Denton has advanced through multiple stages of the astro­naut-selection process, but given the societal shifts around space exploration she’s not sure if it’s still her goal. “It’s not really a place from which you can then critique the framework of space travel,” she says. “I would still love to dance in microgravity, but I think that is ultimately kind of a selfish dream that needs to be superseded by doing the kinds of good things on Earth that we can do.”

Fighting the Frontier Mentality

“Star Trek” famously dubbed space “the final frontier.” Many dance artists are working to investigate what that language symbolizes. “A frontier mentality is, in Elon Musk’s case, a colonial mentality,” says Skybetter. “The word ‘frontier’ is reduplicating the exact kinds of extractive modalities that we are seeking to resist. It’s an architecture of violence and power that defines who gets to imagine, who gets to participate.”

Ariane Michaud sitting in a large chair with remote controls in the gravity lab.
CRCI’s Ariane Michaud in the gravity lab. Photo by Martin Nuñez-Bonilla, Courtesy CRCI.

The fear, as Whitson puts it, is that “left in the hands of the uber-wealthy, space travel will look like the colonization of every other industry, place, and people.” That anxiety raises the stakes on artists’ investigations of the extraterrestrial. No, dancers don’t need to perform in space. But dancers may be uniquely poised to disrupt and diversify the field.

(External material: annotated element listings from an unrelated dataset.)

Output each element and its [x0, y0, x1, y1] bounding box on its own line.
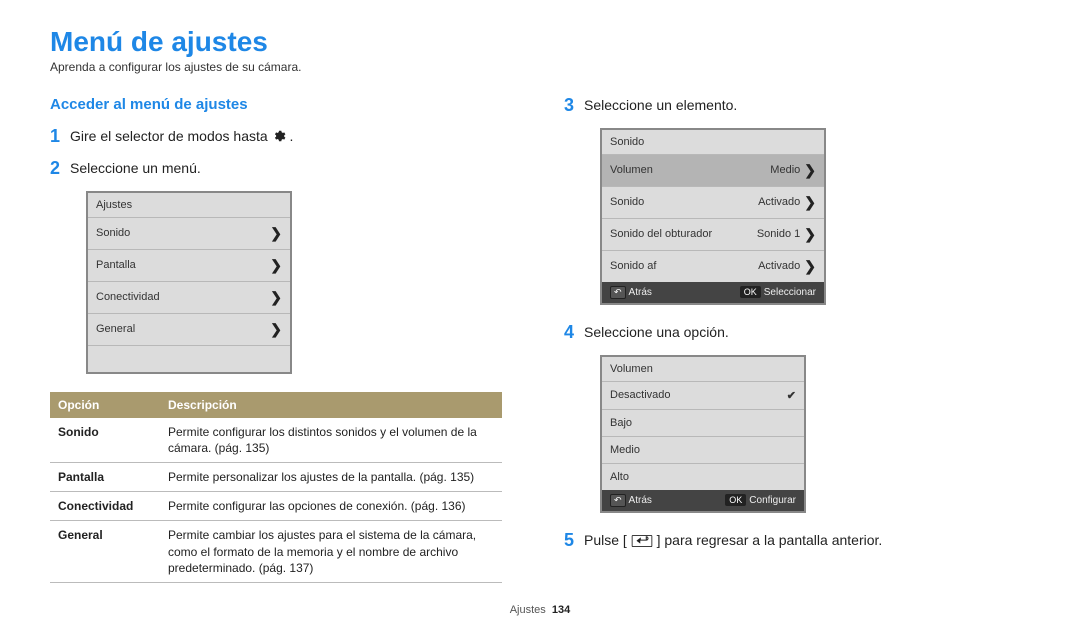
chevron-right-icon: ❯ [804, 258, 816, 275]
page-footer: Ajustes 134 [0, 604, 1080, 616]
options-description-table: Opción Descripción SonidoPermite configu… [50, 392, 502, 583]
table-header-description: Descripción [160, 392, 502, 418]
row-label: Sonido [96, 227, 130, 239]
camera-menu-row: Medio [602, 437, 804, 464]
back-icon: ↶ [610, 494, 626, 507]
ok-icon: OK [725, 494, 746, 506]
row-label [96, 353, 99, 365]
step-1: 1 Gire el selector de modos hasta . [50, 127, 516, 147]
row-label: Desactivado [610, 389, 671, 401]
camera-screen-volume-options: Volumen Desactivado ✔ Bajo Medio Alto ↶Atr… [600, 355, 806, 513]
footer-ok-label: Configurar [749, 495, 796, 506]
camera-menu-row: Sonido ❯ [88, 218, 290, 250]
chevron-right-icon: ❯ [270, 257, 282, 274]
option-description: Permite cambiar los ajustes para el sist… [160, 521, 502, 583]
step-1-text-pre: Gire el selector de modos hasta [70, 128, 272, 144]
row-label: Sonido [610, 196, 644, 208]
camera-menu-row: Sonido Activado ❯ [602, 187, 824, 219]
camera-menu-row: Bajo [602, 410, 804, 437]
row-label: Alto [610, 471, 629, 483]
footer-back-label: Atrás [629, 287, 652, 298]
footer-back-label: Atrás [629, 495, 652, 506]
table-row: PantallaPermite personalizar los ajustes… [50, 462, 502, 491]
camera-screen-menu-list: Ajustes Sonido❯Pantalla❯Conectividad❯Gen… [86, 191, 292, 374]
page-title: Menú de ajustes [50, 26, 1030, 58]
table-header-option: Opción [50, 392, 160, 418]
footer-section: Ajustes [510, 604, 546, 616]
camera-menu-row: Conectividad ❯ [88, 282, 290, 314]
footer-ok-label: Seleccionar [764, 287, 816, 298]
chevron-right-icon: ❯ [270, 289, 282, 306]
camera-menu-title: Sonido [602, 130, 824, 155]
camera-menu-row: Pantalla ❯ [88, 250, 290, 282]
row-value: Medio [770, 164, 800, 176]
step-2: 2 Seleccione un menú. [50, 159, 516, 179]
row-label: Pantalla [96, 259, 136, 271]
chevron-right-icon: ❯ [804, 194, 816, 211]
camera-menu-title: Volumen [602, 357, 804, 382]
table-row: GeneralPermite cambiar los ajustes para … [50, 521, 502, 583]
chevron-right-icon: ❯ [804, 226, 816, 243]
check-icon: ✔ [787, 389, 796, 402]
option-description: Permite configurar las opciones de conex… [160, 492, 502, 521]
step-4: 4 Seleccione una opción. [564, 323, 1030, 343]
camera-menu-row: Volumen Medio ❯ [602, 155, 824, 187]
camera-menu-row [88, 346, 290, 372]
chevron-right-icon: ❯ [804, 162, 816, 179]
option-name: Conectividad [50, 492, 160, 521]
chevron-right-icon: ❯ [270, 321, 282, 338]
camera-menu-row: Sonido del obturador Sonido 1 ❯ [602, 219, 824, 251]
camera-menu-row: Alto [602, 464, 804, 490]
step-3: 3 Seleccione un elemento. [564, 96, 1030, 116]
chevron-right-icon: ❯ [270, 225, 282, 242]
return-icon [631, 535, 653, 547]
option-description: Permite personalizar los ajustes de la p… [160, 462, 502, 491]
row-label: Bajo [610, 417, 632, 429]
row-label: Medio [610, 444, 640, 456]
row-label: General [96, 323, 135, 335]
page-subtitle: Aprenda a configurar los ajustes de su c… [50, 60, 1030, 74]
footer-page-number: 134 [552, 604, 570, 616]
step-1-text-post: . [289, 128, 293, 144]
row-value: Activado [758, 260, 800, 272]
camera-menu-row: Sonido af Activado ❯ [602, 251, 824, 282]
camera-menu-row: Desactivado ✔ [602, 382, 804, 410]
option-name: General [50, 521, 160, 583]
step-5-text-pre: Pulse [ [584, 532, 627, 548]
gear-icon [272, 129, 286, 143]
step-5-text-post: ] para regresar a la pantalla anterior. [657, 532, 883, 548]
back-icon: ↶ [610, 286, 626, 299]
row-label: Conectividad [96, 291, 160, 303]
step-5: 5 Pulse [ ] para regresar a la pantalla … [564, 531, 1030, 551]
row-value: Activado [758, 196, 800, 208]
row-value: Sonido 1 [757, 228, 800, 240]
table-row: ConectividadPermite configurar las opcio… [50, 492, 502, 521]
section-heading: Acceder al menú de ajustes [50, 96, 516, 113]
option-name: Sonido [50, 418, 160, 463]
option-description: Permite configurar los distintos sonidos… [160, 418, 502, 463]
option-name: Pantalla [50, 462, 160, 491]
camera-menu-title: Ajustes [88, 193, 290, 218]
row-label: Volumen [610, 164, 653, 176]
row-label: Sonido del obturador [610, 228, 712, 240]
camera-screen-sound-settings: Sonido VolumenMedio❯SonidoActivado❯Sonid… [600, 128, 826, 305]
ok-icon: OK [740, 286, 761, 298]
table-row: SonidoPermite configurar los distintos s… [50, 418, 502, 463]
row-label: Sonido af [610, 260, 656, 272]
camera-menu-row: General ❯ [88, 314, 290, 346]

“Space has never been hospitable to folks of color, to femme bodies, to disabled bodies,” says Skybetter, adding that justice-oriented dancers are hyperaware of the exclusionary assumptions of dance history. And in an environment that completely disorients the body, “dancers are especially well-equipped to train and to understand their bodies and other peoples’ bodies,” adds Michaud. “This is a future that’s happening. I think it’s important for us as artists to watch that and to explore the possibilities.”